How fair is an algorithm? A comment on the Algorithm Assessment Report

The worldwide use of faster, smarter and more complex algorithms have the potential to make many things better but some things worse. The now famous controversies over facial recognition software and the COMPAS criminal recidivism prediction tools that overstated the future risk of African Americans being cases in points. Of course, we have had our own history of controversy over the use of predictive analytics in the field of child welfare – first proposed to deliver preventive services, then trialled in child protection decision making at the intake office of what is now Oranga Tamariki. Neither are currently in use, confirmed in the Algorithmic Assessment report released last week by Stats NZ, a report outlining all the ways that algorithms are currently used in government Algorithm Report.

The report is a great start towards more transparency around the ways algorithmic tools are currently used in Aotearoa, and shows a commitment to increased public transparency around the use of such tools. The report gives some insight into the ways algorithms are used across a range of services – from identifying school leavers at risk of long term unemployment, to identifying dodgy packages arriving at the border for the NZ customs service. But how should we evaluate the ways algorithms impact on rights? Algorithmic tools used in social policy and criminal justice spheres inevitably shape who qualifies for limited resources, and the interactions of the state with those in contact with criminal justice systems. In both areas, there are important ethical implications, and these implications depend on the data used, the type of algorithm, and to what extent to which it is used in actual decision-making.

One way to evaluate the ethical impacts of algorithmic tools on people is via the fairness, transparency and accountability framework arising from the work of US academics. Figuring out if an algorithm is ‘fair’ leads to questions about statistical fairness like: where does the data come from used to risk score people, and is it based on a representative sample? Does the tool over-identify any particular group of people who belong to a ‘protected class’ (think class race gender) and if it does, is the disproportionate identification a reflection of disparate incidence, or social biases? Does the error rate – the level of false positives or negatives for different groups – mean that some are subject to more incorrect classifications than others? Does the feedback the tool is ‘learning from’ exacerbate or reduce biases caused by incomplete, inaccurate or skewed data?

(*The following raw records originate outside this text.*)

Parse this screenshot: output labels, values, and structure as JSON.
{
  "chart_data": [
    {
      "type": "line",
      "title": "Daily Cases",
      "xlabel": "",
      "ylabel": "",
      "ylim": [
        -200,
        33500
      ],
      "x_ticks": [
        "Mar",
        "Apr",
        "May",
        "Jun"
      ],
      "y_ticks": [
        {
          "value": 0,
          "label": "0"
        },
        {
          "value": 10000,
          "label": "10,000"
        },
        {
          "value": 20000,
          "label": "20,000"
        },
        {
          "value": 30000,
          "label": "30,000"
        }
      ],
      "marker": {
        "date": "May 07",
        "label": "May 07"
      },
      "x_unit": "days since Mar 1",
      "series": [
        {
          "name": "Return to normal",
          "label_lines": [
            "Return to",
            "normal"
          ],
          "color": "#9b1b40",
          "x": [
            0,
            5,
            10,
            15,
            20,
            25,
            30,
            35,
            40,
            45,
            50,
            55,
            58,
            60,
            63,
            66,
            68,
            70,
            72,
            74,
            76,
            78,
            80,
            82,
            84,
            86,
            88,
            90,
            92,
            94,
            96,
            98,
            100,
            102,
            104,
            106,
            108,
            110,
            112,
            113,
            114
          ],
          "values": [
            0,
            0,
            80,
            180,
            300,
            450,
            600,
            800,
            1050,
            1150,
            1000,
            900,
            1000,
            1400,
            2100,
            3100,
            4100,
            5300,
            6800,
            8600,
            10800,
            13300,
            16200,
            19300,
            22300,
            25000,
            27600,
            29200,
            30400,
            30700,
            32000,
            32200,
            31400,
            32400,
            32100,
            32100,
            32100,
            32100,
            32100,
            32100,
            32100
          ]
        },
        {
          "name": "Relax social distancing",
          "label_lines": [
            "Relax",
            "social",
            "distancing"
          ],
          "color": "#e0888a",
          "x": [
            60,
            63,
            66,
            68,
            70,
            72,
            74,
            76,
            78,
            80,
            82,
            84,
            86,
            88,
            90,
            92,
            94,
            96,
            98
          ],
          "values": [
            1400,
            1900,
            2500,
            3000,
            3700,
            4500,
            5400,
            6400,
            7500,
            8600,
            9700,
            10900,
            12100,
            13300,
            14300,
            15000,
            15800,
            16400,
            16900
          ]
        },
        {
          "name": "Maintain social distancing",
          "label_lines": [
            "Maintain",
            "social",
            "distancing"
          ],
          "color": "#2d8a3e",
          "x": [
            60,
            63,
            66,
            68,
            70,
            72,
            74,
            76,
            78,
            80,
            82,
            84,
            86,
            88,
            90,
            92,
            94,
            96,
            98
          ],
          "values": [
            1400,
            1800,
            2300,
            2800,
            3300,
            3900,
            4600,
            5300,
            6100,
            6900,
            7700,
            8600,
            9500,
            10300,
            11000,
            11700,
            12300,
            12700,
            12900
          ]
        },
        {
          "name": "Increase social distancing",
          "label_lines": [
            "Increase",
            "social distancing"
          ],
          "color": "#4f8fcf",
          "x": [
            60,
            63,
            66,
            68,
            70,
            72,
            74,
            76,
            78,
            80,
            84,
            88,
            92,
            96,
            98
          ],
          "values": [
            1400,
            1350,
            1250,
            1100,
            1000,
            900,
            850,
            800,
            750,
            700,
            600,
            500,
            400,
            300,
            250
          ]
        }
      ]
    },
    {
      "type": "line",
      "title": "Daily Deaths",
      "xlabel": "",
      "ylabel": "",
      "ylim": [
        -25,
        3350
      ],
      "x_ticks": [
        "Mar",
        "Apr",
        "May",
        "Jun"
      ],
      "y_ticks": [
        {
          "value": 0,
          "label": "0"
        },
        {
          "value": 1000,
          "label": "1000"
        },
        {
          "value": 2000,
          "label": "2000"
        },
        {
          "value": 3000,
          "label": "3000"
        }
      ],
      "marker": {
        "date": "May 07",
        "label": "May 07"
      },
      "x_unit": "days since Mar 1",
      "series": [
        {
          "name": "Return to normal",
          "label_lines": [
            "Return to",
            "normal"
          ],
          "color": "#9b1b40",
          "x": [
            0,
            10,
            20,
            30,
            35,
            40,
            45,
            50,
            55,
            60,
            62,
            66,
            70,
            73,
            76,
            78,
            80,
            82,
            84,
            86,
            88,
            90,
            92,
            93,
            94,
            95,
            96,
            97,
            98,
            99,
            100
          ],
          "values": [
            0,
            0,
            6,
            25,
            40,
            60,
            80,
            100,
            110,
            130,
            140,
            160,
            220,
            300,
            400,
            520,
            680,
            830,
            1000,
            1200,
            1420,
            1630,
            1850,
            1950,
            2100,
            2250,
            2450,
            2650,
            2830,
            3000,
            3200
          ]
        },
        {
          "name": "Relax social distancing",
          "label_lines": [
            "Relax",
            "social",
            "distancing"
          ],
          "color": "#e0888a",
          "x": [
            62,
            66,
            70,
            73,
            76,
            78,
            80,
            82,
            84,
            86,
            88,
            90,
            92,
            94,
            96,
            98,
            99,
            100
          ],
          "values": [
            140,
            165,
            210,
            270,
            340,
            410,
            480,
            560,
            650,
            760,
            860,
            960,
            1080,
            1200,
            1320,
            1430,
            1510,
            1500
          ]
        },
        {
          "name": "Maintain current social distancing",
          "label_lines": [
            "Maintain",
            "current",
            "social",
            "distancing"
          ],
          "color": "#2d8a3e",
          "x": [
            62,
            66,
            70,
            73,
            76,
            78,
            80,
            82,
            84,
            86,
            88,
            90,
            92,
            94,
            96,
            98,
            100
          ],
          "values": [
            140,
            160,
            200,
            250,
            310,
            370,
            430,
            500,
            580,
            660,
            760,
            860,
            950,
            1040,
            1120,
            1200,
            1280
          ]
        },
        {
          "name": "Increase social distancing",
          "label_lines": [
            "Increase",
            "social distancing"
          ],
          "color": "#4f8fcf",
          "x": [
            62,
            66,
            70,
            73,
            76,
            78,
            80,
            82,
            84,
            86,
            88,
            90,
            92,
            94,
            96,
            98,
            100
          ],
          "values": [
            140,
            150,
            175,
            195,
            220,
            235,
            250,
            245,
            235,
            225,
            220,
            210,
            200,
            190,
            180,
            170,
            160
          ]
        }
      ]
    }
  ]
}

But these are not the only way to think about fairness and bias. Social definitions of fairness include more fundamental ways that inequities can work their ways into algorithms. For example, while a tool might be statistically ‘fair’ in terms of similar error rates between groups, it can still reproduce social inequalities if the predictor variables in the input data  reflect social biases, differentials in patterns of surveillance, or biases held by the decision-makers involved in the system concerned that become the predictor variables. Think unconscious ethnic bias on the part of decision makers in criminal justice or child protection systems, or differing levels of neighborhood surveillance for example.

The use of predictive tools in crime is a case in point on both types of fairness. The Algorithm Assessment Report states two are used: the ROC *ROI tool that predicts recidivism and is used in sentencing decisions, and the family violence tool used at domestic violence callouts to predict risk of future perpetration. In terms of statistical fairness, crime data used in these algorithms is based not on a sample of all crime, but on all crime that was detected, charged and convicted.  If some groups are subject to more surveillance and conviction rates than others, then this skews the sample frame of the data used to inform the predictions. This then becomes a self-fulfilling prophecy, as if used in this way, then those surveilled, caught and charged are then calculated as high risk, get longer sentences, more surveillance and so the cycle goes on. For Māori, Pacific and those in more deprived communities, this is an entirely feasible reality, as differences in conviction rates for the same crime for Māori compared to non-Māori, for example, are well known (Morrison, 2009). As the error rates for different groups are not published in the report, we can’t know if the false positives and negatives generated by the criminal justice algorithms differ between groups or how this ‘ratchetting’ effect might be mitigated.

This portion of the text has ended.